R. Noi siamo suo popolo, gregge che egli guida.

Acclamate il Signore, voi tutti della terra,
servite il Signore nella gioia,
presentatevi a lui con esultanza.
R. Noi siamo suo popolo, gregge che egli guida.

Riconoscete che solo il Signore è Dio:
egli ci ha fatti e noi siamo suoi,
suo popolo e gregge del suo pascolo.
R. Noi siamo suo popolo, gregge che egli guida.

Buono è il Signore,
il suo amore è per sempre,
la sua fedeltà di generazione in generazione.
R. Noi siamo suo popolo, gregge che egli guida.
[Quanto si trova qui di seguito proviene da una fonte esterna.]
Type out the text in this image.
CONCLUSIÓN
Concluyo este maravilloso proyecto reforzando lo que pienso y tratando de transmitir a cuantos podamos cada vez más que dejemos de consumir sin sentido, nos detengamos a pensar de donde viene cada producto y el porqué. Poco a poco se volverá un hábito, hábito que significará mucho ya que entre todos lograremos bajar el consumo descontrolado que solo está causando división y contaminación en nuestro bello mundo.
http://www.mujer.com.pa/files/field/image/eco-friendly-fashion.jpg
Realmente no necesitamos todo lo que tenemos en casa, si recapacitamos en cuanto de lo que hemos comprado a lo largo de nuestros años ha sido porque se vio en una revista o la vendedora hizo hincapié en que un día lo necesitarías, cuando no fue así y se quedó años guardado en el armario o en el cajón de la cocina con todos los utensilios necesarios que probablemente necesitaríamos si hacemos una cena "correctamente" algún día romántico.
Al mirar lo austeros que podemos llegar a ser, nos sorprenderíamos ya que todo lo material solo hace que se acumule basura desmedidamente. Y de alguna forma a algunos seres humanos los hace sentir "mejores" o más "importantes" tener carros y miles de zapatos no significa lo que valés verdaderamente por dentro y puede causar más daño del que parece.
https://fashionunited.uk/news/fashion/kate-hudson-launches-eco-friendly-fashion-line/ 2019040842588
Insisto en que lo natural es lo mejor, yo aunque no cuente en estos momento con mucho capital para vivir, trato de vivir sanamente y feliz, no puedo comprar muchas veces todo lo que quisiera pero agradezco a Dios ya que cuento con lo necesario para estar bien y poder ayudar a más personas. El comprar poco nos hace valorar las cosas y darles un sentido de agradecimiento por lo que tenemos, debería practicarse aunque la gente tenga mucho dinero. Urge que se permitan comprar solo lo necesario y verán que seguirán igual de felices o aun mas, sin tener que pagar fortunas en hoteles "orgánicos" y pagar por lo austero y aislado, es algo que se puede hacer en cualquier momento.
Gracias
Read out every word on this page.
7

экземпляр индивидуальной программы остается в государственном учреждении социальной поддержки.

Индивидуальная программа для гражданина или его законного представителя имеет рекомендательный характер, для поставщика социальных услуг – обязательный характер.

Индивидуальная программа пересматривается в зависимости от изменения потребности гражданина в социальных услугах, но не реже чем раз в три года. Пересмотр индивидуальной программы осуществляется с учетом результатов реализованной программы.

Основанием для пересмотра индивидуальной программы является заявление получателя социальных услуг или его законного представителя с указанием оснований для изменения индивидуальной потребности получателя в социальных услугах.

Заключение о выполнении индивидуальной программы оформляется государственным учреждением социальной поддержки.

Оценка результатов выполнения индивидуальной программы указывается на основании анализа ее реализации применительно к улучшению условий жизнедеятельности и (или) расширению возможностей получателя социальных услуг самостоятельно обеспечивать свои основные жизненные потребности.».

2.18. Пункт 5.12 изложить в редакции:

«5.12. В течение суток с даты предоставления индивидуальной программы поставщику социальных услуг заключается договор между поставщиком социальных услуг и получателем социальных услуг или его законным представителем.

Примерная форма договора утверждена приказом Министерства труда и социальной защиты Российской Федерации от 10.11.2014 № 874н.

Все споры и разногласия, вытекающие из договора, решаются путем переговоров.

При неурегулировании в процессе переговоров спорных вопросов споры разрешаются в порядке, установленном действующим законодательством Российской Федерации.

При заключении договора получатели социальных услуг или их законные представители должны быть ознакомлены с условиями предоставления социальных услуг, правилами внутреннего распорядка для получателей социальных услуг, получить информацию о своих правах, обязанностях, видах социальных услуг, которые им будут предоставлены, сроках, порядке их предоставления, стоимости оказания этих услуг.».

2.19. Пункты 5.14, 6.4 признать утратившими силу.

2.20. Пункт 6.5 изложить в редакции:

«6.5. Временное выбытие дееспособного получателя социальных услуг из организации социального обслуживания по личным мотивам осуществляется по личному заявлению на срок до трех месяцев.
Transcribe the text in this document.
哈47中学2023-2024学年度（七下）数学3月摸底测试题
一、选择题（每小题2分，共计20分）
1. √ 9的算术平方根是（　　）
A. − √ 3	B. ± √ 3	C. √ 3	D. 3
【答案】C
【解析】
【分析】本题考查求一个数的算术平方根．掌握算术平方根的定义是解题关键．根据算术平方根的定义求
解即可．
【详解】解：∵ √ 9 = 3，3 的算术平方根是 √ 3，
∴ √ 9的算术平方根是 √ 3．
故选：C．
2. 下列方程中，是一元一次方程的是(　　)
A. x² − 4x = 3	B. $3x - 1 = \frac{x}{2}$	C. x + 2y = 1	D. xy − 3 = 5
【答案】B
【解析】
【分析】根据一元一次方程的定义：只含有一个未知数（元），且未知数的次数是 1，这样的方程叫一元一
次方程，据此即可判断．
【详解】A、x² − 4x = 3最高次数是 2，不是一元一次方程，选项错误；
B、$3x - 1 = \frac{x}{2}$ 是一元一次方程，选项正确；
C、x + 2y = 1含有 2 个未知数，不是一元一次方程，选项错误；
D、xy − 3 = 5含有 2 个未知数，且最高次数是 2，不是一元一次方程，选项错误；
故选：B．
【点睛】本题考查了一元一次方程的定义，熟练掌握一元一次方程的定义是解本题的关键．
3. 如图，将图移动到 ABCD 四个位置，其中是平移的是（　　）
Seconda Lettura: Rm 5,6-11 | Infatti, quando eravamo ancora deboli, nel tempo stabilito Cristo morì per gli empi. Ora, a stento qualcuno è disposto a morire per un giusto; forse qualcuno oserebbe morire per una persona buona. Ma Dio dimostra il suo amore verso di noi nel fatto che, mentre eravamo ancora peccatori, Cristo è morto per noi. A maggior ragione ora, giustificati nel suo sangue, saremo salvati dall'ira per mezzo di lui. Se infatti, quand'eravamo nemici, siamo stati riconciliati con Dio per mezzo della morte del Figlio suo, molto più, ora che siamo riconciliati, saremo salvati mediante la sua vita. Non solo, ma ci gloriamo pure in Dio, per mezzo del Signore nostro Gesù Cristo, grazie al quale ora abbiamo ricevuto la riconciliazione.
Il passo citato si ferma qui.